Así lo explicó el propio alcalde, Eduardo Monfort, de Bloc-Centristes, que recordó que él era primer edil, en 1999, cuando se aprobó el proyecto de construir la desalinizadora. «Fue una iniciativa muy criticada en su momento, pero la planta es hoy una realidad alabada por todos» , advirtió Monfort ante los casi 400 vecinos que acudieron al acto.
El alcalde manifestó que esta instalación, que ha costado 24 millones de euros, es «un seguro de vida para las actuales y futuras generaciones» . Dijo que su puesta en marcha ha supuesto «un hito histórico» y «una revolución que nos permite respirar tranquilos ante el desasosiego de la falta de lluvias» .
Sin embargo, también alertó de que la desalinizadora puede no ser una solución definitiva. «Es necesario planificar muy bien el crecimiento» , subrayó Monfort, que, en otro momento de su discurso, recordó que el «mal entendido desarrollo turístico» de los años 70 salinizó el acuífero del Pla y puso fin a la agricultura en Xàbia.
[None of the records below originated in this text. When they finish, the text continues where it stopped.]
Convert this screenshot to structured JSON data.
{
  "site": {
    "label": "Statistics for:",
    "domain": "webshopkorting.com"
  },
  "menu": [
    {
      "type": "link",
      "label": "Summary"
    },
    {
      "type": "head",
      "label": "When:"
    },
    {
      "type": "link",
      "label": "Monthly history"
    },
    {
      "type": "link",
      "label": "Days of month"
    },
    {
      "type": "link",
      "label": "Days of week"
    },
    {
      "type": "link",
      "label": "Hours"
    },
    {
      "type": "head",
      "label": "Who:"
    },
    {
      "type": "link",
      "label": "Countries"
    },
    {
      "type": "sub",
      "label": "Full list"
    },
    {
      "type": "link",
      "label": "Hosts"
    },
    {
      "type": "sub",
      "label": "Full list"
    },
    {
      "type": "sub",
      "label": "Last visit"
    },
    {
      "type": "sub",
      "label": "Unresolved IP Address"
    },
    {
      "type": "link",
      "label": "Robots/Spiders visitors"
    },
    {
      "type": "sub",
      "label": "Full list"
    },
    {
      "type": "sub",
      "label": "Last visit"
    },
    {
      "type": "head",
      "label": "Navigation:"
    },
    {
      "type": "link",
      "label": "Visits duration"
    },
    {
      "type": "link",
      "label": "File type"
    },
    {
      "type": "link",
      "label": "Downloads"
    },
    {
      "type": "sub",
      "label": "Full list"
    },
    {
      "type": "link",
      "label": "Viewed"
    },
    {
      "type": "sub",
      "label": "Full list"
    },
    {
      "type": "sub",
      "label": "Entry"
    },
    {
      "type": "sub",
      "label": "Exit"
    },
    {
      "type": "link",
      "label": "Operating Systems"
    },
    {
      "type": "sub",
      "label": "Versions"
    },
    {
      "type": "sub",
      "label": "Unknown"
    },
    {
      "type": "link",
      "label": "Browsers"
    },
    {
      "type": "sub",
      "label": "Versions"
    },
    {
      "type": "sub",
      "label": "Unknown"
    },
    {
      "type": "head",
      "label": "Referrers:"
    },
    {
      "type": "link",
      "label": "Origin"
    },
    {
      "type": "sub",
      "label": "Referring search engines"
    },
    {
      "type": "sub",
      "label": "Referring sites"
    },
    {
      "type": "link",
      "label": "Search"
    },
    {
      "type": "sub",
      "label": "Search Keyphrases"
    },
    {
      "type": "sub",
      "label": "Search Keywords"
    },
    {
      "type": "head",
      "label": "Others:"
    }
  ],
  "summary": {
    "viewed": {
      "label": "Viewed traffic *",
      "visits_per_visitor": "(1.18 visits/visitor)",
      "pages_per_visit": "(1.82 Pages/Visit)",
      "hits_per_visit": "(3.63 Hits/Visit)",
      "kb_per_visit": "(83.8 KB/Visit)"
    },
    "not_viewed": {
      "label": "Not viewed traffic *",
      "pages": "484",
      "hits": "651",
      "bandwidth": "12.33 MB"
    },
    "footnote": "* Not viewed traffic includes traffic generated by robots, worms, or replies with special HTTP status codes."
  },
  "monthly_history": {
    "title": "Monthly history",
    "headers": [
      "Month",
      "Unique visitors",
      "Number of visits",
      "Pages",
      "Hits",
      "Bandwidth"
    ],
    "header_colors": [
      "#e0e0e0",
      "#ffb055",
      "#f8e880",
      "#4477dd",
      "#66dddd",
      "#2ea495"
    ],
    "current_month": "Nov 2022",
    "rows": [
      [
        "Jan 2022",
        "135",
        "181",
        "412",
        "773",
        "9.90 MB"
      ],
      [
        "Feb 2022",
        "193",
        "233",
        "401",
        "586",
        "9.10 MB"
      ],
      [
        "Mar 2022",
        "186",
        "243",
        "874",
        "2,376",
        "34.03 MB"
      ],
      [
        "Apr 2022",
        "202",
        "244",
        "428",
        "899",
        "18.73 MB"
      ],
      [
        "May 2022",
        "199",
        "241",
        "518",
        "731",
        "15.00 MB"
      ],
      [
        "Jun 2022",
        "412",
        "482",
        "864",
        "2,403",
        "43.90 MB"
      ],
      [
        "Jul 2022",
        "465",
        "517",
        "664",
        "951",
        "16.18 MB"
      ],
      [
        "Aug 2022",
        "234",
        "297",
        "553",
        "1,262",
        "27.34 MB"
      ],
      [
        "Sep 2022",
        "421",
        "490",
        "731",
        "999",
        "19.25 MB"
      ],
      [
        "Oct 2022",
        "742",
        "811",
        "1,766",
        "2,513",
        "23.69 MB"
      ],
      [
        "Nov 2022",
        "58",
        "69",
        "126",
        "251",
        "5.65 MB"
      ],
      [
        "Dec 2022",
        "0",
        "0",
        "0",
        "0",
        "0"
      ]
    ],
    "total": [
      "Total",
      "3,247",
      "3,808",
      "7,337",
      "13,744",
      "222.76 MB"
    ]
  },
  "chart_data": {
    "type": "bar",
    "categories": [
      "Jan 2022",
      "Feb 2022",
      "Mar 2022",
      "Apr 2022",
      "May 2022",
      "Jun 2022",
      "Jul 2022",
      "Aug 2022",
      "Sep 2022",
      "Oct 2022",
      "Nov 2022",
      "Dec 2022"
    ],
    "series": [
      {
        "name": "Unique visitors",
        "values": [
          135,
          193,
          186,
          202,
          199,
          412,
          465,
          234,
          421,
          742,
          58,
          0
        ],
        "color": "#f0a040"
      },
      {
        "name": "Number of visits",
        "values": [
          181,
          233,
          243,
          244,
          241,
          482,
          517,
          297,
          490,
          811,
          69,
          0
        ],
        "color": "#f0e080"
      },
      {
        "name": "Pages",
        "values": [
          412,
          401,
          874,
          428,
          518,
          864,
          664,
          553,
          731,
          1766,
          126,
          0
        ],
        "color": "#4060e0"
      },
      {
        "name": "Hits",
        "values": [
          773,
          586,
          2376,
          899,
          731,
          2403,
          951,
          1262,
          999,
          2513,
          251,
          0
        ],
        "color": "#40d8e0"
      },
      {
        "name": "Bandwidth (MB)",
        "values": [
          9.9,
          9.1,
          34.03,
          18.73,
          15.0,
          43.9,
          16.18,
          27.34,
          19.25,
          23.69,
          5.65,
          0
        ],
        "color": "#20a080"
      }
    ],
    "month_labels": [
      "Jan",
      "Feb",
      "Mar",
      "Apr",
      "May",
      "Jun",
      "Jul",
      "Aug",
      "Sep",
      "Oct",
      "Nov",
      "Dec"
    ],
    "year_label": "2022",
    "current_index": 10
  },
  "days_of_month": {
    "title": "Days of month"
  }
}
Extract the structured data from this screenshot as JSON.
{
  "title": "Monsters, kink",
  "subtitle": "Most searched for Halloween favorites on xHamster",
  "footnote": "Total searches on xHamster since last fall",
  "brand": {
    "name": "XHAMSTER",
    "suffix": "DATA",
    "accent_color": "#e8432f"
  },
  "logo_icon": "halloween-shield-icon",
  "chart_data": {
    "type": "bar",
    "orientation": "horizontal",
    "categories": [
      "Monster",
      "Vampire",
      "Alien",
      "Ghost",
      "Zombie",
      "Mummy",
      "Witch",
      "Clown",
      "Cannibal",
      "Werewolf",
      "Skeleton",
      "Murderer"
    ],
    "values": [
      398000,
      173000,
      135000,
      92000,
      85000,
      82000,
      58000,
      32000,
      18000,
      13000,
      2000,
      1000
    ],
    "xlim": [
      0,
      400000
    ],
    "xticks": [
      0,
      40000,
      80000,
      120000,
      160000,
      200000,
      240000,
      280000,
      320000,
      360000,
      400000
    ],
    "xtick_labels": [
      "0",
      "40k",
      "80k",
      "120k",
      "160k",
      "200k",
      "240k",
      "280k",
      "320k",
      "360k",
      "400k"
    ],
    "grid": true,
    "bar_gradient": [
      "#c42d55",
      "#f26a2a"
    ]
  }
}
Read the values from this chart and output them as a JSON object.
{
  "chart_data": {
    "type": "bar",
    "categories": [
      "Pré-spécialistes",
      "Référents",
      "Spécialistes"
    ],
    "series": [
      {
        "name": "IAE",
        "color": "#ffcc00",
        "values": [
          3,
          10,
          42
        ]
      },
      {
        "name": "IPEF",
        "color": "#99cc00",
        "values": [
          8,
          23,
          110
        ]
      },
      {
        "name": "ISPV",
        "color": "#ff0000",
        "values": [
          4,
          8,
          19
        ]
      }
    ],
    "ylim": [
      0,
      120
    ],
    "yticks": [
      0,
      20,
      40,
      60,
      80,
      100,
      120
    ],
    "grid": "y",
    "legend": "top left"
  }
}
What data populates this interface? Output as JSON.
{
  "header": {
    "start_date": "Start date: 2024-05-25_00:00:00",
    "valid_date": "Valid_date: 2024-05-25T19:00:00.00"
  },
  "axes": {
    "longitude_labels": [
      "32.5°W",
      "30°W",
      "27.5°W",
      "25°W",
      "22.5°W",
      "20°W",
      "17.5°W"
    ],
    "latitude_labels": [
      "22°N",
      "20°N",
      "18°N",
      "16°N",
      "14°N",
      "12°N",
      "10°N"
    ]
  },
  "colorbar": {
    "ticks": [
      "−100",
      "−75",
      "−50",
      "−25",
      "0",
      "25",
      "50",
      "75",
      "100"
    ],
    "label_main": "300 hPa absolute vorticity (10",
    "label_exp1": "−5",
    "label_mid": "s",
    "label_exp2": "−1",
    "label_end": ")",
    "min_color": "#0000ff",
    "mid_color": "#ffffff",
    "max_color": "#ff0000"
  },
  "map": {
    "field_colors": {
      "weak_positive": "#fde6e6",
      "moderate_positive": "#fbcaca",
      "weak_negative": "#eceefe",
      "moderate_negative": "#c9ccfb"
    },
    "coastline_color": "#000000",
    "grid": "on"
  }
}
Evocó la triste imagen de «miles de naranjos secos en el Pla por el riego con agua salobre» . El alcalde también instó a «evitar el consumo excesivo de agua» . «Es fundamental ahorrar agua y considerarla un bien precioso» .
El primer edil también invocó «la sabiduría y respeto de nuestros antepasados» para no agotar los recursos naturales. Recordó que ellos demostraron su «"trellat" y sabiduría» al poner en marcha molinos hidráulicos, norias y balsas de riego que optimizaban el uso del agua.
La inauguración de la desalinizadora no llegó a ser un baño de multitudes, aunque sí que muchos vecinos no quisieron faltar a la cita. En el ayuntamiento hubo servicios mínimos y así numerosos funcionarios y trabajadores municipales se sumaron al acto.
La solidaridad de Pedreguer
«La desalinizadora de agua de mar la inauguró el pueblo de Xàbia» . Esta es la leyenda de la placa que ayer destaparon los actuales concejales. Antes el sacerdote Vicent Gilabert bendijo las instalaciones. Los ediles y Monfort se hicieronla foto de familia junto al alcalde de Pedreguer, Vicent Costa, y la ex alcaldesa de este municipio, Teresa Ballester.
El primer edil de Xàbia destacó la solidaridad de Pedreguer en los duros veranos en los que el municipio turístico se quedaba sin agua potable. Dijo que la tubería que lleva agua a Xàbia desde los pozos de Ocaive, situados en el término de Pedreguer, es «un cordón umbilical» que une a ambos pueblos.